The move came after Goldman indicated it was reducing its ambitions for Marcus, the loss-making consumer unit, in October. Marcus was moved into the bank’s wealth management division as part of a restructuring of the company’s core business units.
The move on unsecured loans, which was initially reported by Bloomberg on Monday, was reported together with news that the bank plans to lay off at least a few hundred more employees, citing people with knowledge of the matter.
A Goldman Sachs spokesperson would not comment.

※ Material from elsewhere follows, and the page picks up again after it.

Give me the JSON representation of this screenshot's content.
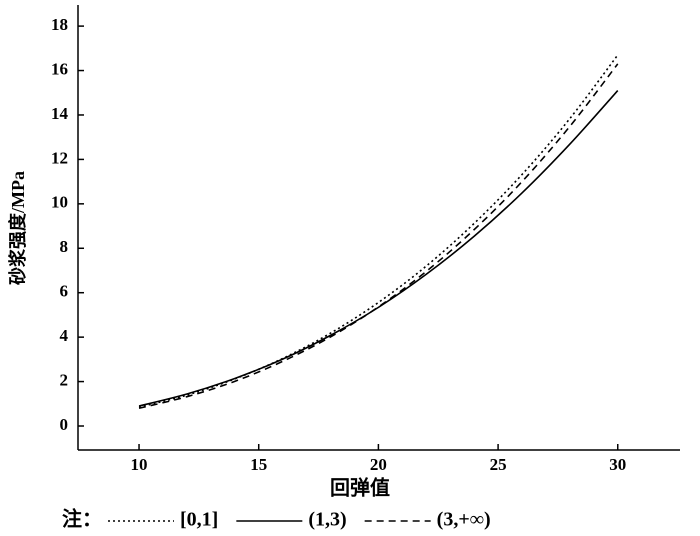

The company might cut headcount if the business environment becomes more unfavorable, Chief Executive Officer David Solomon said in an interview on Bloomberg TV a week ago. The firm axed around 500 jobs in September, an early warning to Wall Street that economic conditions were worsening.
Goldman set up Marcus in 2016 as an online platform giving personal loans and savings accounts to retail clients. While Marcus was set up to attract mass-market customers, it struggled to gain traction or open a checking account.
Buy Bitcoin NowThe business brought in $110 billion in deposits, made roughly $19 billion in loans, and had over 15 million active customers, according to the company’s third-quarter earnings. The online savings account charges an interest rate of 3%, according to Marcus’ website. Goldman will also end beta testing for its checking account among staff, the source said. But the savings account will remain in existence because it is a key source of funding for the firm, the source added.